Concentration and Dosage Form
In clinical applications, the most commonly used concentrations of AZA are 15% and 20%. In certain cases, such as for acne treatment, higher concentrations of AZA, such as 30%, are also utilized. In contrast, the concentration of AZA used in cosmetic products is typically lower and often combined with other ingredients, although 15% and 20% AZA skincare products are also available on the market.24,52,88,89
The percutaneous absorption of AZA is relatively poor and is influenced by concentration and dosage form. While higher concentrations can enhance skin absorption, they also increase the risk of side effects. To improve the percutaneous absorption of AZA, researchers have proposed various dosage forms, including gels, foams, microemulsions, liposomes, ethosomes, and liquid crystal formulations. These dosage forms are designed to enhance the solubility and permeability of AZA in the skin while reducing the required dosage.90 Studies have shown that after the application of a single dose of topical AZA cream, approximately 3–5% of the drug is retained in the stratum corneum.

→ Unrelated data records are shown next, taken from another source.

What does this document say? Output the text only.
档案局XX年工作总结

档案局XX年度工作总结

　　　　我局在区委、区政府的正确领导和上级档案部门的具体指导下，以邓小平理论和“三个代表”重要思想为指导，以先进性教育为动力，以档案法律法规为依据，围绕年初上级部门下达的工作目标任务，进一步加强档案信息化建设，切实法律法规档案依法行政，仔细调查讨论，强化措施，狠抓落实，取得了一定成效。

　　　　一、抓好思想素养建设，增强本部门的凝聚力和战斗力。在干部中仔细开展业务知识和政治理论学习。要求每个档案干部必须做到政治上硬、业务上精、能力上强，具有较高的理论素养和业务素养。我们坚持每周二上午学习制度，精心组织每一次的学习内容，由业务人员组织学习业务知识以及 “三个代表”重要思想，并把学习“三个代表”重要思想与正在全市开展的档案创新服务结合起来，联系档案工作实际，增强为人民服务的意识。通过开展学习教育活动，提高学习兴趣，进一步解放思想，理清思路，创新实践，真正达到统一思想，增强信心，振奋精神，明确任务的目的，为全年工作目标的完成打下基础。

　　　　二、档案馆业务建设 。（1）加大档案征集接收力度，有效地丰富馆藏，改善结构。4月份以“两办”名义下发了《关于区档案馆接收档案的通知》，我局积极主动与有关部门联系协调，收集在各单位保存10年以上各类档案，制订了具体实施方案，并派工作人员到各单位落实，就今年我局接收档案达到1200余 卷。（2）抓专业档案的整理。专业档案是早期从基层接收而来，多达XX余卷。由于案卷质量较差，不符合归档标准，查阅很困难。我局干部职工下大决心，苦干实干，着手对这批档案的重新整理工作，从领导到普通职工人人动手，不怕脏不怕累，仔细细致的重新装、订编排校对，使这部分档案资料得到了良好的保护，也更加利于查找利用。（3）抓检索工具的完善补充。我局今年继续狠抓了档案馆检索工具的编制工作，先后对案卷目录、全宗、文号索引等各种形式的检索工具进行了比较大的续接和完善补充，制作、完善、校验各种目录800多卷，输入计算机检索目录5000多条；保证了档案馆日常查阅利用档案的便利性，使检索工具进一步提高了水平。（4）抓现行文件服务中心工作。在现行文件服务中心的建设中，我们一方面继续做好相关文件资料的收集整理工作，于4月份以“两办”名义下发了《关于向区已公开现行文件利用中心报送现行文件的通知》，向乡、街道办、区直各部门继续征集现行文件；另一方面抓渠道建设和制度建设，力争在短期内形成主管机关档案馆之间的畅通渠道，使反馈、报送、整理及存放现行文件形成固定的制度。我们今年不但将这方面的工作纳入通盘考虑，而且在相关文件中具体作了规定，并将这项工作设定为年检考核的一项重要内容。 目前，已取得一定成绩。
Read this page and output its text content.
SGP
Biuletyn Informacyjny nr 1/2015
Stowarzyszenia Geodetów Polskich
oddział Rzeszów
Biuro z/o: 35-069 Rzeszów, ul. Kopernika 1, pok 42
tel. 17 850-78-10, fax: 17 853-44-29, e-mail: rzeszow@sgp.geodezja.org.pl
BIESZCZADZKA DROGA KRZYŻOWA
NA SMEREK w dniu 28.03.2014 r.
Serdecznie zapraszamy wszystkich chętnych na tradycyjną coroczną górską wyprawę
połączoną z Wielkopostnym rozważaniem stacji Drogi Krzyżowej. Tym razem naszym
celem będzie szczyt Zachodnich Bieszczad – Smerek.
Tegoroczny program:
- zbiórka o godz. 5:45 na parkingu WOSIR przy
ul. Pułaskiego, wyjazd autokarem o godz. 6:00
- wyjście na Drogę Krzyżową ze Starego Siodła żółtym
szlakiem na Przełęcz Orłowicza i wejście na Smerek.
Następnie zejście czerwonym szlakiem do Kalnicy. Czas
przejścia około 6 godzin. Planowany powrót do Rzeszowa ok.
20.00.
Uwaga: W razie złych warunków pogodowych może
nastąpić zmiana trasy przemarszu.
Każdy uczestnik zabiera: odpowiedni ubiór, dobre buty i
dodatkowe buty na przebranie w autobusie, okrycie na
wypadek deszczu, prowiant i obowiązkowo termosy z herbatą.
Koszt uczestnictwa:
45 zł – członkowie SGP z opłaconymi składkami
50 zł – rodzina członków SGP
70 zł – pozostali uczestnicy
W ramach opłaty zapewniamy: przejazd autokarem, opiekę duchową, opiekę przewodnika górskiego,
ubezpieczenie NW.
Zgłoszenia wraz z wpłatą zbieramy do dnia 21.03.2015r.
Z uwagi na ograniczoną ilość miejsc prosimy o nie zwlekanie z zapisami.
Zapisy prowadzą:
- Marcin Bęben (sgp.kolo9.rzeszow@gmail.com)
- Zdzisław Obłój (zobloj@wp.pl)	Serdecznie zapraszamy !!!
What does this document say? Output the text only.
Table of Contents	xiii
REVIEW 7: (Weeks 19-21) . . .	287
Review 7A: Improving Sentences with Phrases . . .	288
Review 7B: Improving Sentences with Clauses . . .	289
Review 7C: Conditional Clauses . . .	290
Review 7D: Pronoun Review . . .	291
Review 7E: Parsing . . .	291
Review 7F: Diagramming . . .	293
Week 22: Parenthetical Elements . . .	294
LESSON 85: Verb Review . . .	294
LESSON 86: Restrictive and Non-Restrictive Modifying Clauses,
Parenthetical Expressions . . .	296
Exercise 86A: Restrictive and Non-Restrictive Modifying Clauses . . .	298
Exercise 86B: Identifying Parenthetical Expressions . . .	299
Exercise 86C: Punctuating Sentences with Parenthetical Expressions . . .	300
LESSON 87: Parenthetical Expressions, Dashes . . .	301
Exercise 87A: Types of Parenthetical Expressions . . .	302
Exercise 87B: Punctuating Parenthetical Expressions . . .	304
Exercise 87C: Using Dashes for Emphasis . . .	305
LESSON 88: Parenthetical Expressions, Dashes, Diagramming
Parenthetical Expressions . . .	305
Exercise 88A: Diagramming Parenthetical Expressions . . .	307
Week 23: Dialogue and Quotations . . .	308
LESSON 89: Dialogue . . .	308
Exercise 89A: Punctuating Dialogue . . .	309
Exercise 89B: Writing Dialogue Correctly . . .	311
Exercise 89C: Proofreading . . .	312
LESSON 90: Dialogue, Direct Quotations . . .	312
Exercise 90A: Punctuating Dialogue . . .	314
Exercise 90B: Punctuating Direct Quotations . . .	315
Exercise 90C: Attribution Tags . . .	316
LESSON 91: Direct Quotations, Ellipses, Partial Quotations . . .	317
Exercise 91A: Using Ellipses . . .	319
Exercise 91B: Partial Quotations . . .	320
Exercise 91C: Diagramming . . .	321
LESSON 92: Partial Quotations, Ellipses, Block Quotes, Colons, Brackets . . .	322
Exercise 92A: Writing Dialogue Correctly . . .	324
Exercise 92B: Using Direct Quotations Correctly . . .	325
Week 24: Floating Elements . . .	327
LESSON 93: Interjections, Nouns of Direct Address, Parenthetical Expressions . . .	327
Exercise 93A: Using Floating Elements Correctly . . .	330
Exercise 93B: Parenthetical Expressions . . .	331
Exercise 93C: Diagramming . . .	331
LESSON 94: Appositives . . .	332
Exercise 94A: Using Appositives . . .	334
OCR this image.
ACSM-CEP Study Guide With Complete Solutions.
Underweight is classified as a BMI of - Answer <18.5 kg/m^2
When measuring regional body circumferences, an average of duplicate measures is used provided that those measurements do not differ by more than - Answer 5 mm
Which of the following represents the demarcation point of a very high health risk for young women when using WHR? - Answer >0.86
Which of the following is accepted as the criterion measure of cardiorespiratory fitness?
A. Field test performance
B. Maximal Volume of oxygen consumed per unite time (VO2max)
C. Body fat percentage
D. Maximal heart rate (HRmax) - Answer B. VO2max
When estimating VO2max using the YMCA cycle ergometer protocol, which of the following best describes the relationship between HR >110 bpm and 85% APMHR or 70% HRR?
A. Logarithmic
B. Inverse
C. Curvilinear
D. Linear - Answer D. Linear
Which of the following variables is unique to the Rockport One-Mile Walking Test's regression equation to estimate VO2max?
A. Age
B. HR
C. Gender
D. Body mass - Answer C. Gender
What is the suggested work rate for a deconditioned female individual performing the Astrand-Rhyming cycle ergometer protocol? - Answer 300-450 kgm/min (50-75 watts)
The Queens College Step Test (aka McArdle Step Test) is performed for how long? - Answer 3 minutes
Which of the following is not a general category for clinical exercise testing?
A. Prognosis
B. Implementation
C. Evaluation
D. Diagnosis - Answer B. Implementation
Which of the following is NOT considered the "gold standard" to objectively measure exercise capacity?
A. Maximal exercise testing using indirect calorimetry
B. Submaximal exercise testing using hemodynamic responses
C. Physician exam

However, when using a gel formulation, the percutaneous absorption rate can increase to 8%.91,92 These findings provide valuable insights into improving the percutaneous absorption of AZA.
Safety
AZA is classified as pregnancy category B for topical use and is suitable for individuals aged 12 and above. Local application of 15% or 20% AZA is well tolerated in humans, with main adverse effects being mild and transient sensations of stinging, burning, or itching. There are no significant systemic adverse reactions or photosensitivity reported.92,93 Overall, AZA appears to be highly tolerated with high patient satisfaction rates.
Conclusion
This review summarizes the mechanisms of action and research progress of AZA in various diseases. AZA acts through multiple mechanisms, including inhibiting neutrophil ROS release, interfering with inflammatory cytokine expression, reducing bacterial intracellular pH, damaging mitochondria and endoplasmic reticulum, and inhibiting DNA, protein, and tyrosinase synthesis. These actions contribute to its antibacterial, keratolytic, depigmenting, antioxidant, and anti-inflammatory effects. AZA is FDA-approved for treating PPR, and research supports its use in melasma and as a second-line treatment for acne vulgaris. However, its application in conditions like psoriasis, alopecia areata, and folliculitis is less explored, indicating a need for further studies.
Abbreviations
AZA, azelaic acid; RA, retinoic acid; OH, hydroxyl radicals; O2-, superoxide anions; NOXs, Nicotinamide Adenine Dinucleotide Phosphate oxidase; PPARγ, peroxisome proliferator-activated receptor gamma; TLR2, toll-like receptor 2; PPR, papulopustular rosacea; IGA, Investigator Global Assessment; PIE, post-inflammatory erythema; PIH, post-inflammatory hyperpigmentation; HQ, Hydroquinone; ILC, inflammatory lesion count; DLQI, Dermatology Life Quality Index; IS, importance score; AZA-NC, AZA nanocrystals; PA, pyruvic acid; SA, salicylic acid; SA-AZA, combination of salicylic acid and azelaic acid; TCA, tricarboxylic acid; TXA, tranexamic acid; MASI, melasma area severity index.
Disclosure
The authors report no conflicts of interest in this work.